报 告 人：Chng Eng Siong, Associate Professor, School of Computer Engineering, Nanyang Technological University, Singapore(新加坡南洋理工大学，计算机工程学院，语音与语言处理实验室)
主 持 人：谢磊教授
报告题目：A LEARNING-BASED APPROACH TO DIRECTION OF ARRIVAL ESTIMATIONIN IN NOISY AND REVERBERANT ENVIRONMENTS
We presents a learning-based approach to the task of direction of arrival estimation (DOA) from microphone array input. Traditional signal processing methods such as the classic least square (LS) method rely on strong assumptions on signal models and accurate estimations of time delay of arrival (TDOA) . They only work well in relatively clean conditions, but suffer from noise and reverberation distortions. We propose a learning-based approach that can learn from a large amount of simulated noisy and reverberant microphone array inputs for robust DOA estimation. Specifically, we extract features from the generalized cross correlation (GCC) vectors and use a multilayer perceptron neural network to learn the nonlinear mapping from such features to the DOA. One advantage of the learning based method is that as more and more training data becomes available, the DOA estimation will become more and more accurate. Experimental results on simulated data show that the proposed learning based method produces much better results than the state-of-the-art LS method. The testing results on real data recorded in meeting rooms show improved root-mean-square error (RMSE) compared to the LS method.
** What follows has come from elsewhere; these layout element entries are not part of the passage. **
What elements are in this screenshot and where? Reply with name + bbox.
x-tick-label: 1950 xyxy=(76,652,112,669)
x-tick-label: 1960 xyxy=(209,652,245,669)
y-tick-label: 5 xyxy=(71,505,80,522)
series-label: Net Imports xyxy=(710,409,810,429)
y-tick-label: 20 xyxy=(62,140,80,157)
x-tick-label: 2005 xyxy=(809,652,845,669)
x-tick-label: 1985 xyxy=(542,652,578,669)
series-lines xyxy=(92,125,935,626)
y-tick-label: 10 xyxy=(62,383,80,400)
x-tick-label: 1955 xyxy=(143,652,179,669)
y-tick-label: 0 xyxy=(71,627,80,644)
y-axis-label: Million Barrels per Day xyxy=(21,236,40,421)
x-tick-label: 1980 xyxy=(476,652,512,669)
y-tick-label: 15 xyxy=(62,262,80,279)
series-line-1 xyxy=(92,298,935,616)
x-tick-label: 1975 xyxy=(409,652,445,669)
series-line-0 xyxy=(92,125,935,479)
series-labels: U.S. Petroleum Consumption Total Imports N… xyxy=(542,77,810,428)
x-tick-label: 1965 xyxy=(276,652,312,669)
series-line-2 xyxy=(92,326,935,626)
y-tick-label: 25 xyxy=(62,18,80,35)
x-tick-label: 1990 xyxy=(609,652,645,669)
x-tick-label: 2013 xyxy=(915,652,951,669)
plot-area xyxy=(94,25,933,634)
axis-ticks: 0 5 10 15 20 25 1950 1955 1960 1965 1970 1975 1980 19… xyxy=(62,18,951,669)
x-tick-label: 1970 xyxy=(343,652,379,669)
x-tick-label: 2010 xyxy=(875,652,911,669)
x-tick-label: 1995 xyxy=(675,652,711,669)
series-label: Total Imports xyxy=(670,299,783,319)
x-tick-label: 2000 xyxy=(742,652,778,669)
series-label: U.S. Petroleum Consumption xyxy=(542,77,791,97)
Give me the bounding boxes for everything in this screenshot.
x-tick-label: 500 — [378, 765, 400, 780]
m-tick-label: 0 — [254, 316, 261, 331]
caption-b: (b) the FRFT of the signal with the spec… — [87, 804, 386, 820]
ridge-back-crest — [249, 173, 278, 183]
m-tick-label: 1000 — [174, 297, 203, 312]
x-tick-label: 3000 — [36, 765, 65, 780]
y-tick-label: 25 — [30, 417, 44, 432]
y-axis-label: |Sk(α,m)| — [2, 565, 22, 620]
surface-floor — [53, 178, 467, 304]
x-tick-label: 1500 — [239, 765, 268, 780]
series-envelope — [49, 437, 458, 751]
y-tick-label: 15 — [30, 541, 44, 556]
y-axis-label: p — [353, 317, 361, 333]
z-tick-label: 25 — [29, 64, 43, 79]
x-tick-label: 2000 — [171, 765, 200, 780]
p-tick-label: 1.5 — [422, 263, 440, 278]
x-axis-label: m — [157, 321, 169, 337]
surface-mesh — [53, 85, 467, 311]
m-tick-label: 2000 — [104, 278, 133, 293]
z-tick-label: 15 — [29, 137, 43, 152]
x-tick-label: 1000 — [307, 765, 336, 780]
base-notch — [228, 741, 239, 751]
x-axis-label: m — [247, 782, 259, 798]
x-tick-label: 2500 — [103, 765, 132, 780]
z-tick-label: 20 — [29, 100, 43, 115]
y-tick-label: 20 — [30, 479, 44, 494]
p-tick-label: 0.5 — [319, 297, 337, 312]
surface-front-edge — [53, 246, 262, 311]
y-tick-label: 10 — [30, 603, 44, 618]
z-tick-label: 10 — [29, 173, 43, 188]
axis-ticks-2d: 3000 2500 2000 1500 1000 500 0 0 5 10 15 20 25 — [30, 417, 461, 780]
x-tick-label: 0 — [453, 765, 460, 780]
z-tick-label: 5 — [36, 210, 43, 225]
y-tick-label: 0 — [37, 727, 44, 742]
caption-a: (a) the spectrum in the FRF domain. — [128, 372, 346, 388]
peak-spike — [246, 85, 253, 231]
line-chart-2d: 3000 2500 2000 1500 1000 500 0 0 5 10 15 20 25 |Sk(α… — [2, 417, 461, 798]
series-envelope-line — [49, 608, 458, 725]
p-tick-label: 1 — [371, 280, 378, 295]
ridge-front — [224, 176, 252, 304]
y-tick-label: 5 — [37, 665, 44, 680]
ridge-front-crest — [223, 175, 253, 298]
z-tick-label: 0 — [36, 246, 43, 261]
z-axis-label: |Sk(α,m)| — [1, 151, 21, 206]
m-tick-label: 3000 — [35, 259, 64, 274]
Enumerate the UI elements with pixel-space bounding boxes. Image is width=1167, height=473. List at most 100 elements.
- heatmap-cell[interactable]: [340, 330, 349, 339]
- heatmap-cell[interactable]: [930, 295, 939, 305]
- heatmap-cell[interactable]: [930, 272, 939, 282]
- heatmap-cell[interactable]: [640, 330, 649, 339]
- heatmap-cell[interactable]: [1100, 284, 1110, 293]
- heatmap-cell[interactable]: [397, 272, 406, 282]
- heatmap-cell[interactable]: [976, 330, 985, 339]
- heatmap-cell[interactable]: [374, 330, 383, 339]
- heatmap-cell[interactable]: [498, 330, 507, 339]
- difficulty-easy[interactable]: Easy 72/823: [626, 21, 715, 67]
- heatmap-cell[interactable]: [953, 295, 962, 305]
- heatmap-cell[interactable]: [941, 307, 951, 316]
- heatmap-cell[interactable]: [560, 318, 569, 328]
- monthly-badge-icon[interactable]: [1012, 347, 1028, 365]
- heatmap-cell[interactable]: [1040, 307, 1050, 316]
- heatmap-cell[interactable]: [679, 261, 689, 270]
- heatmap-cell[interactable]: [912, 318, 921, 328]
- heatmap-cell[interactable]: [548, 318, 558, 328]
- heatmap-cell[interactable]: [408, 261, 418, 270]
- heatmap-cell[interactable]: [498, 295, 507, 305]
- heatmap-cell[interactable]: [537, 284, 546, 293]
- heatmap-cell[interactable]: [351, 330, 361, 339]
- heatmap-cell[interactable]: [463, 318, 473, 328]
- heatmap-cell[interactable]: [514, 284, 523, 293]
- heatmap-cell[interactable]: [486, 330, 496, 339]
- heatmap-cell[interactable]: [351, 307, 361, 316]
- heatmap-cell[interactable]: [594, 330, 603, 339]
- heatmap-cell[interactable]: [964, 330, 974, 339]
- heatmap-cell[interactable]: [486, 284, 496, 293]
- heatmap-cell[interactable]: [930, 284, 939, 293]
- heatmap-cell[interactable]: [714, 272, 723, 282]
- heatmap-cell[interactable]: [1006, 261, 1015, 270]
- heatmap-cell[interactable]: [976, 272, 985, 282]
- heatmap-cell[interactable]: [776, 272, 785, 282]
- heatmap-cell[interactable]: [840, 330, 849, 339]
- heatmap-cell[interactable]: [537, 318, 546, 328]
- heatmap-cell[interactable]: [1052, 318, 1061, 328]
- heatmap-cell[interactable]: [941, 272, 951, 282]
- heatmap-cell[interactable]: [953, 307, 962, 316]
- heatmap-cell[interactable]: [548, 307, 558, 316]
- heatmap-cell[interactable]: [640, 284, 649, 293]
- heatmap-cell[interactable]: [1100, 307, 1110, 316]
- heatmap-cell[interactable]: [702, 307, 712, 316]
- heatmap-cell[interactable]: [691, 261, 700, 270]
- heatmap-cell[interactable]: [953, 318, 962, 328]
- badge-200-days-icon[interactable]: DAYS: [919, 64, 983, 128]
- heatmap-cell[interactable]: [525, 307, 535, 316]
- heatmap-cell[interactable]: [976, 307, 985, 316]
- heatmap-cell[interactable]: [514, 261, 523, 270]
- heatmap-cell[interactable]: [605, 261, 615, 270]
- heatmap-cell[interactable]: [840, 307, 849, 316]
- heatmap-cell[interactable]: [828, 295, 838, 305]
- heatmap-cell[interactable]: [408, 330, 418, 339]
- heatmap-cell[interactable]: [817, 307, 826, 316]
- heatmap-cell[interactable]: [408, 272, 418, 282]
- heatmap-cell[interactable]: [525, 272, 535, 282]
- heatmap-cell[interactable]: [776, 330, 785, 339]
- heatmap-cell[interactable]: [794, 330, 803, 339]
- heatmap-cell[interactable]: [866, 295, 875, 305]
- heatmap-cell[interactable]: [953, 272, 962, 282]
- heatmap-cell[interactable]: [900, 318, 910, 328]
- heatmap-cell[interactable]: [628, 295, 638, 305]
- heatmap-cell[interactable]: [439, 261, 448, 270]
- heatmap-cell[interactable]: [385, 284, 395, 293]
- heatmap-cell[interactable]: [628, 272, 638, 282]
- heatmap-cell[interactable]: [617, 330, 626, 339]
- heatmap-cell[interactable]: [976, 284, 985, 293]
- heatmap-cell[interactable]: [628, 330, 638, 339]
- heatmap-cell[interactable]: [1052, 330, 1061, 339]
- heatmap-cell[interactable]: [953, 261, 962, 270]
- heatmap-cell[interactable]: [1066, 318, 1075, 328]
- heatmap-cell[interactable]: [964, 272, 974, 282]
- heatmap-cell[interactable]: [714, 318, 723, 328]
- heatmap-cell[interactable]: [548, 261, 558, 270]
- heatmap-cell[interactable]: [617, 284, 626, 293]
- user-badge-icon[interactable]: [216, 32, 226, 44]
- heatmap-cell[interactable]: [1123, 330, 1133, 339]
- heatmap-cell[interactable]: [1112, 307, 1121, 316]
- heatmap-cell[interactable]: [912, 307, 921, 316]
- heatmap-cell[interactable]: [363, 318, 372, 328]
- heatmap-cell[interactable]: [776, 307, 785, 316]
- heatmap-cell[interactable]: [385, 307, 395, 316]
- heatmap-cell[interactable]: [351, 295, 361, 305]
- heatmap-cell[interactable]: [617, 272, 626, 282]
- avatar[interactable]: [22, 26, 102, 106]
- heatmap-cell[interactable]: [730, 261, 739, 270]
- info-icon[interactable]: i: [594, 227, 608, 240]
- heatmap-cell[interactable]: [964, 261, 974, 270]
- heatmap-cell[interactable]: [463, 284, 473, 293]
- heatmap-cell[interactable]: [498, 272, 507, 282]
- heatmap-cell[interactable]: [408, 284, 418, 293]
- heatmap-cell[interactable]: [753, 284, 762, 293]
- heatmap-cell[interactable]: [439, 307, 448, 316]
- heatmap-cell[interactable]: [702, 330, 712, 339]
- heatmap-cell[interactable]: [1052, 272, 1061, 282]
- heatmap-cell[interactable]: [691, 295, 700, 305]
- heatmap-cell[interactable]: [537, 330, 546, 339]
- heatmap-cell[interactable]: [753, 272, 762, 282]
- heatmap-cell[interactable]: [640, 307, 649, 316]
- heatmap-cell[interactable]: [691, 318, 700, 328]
Chng Eng Siong is currently an Associate Professor in the School of Computer Engineering, Nanyang Technological University, Singapore. He received his BEng (Hons) in Electrical and Electronics Engineering from the University of Edinburgh, U.K in 1991, and PhD from the same University in 1996. He has worked in Riken (Japan), Institute of System Science (Singapore), Lernout and Hauspie and Knowles Electronics prior to joining NTU. He is currently leading the speech and language technology program in Emerging Research Lab at the School of Computer Engineering and his research interests are in pattern recognition, signal, speech and video processing.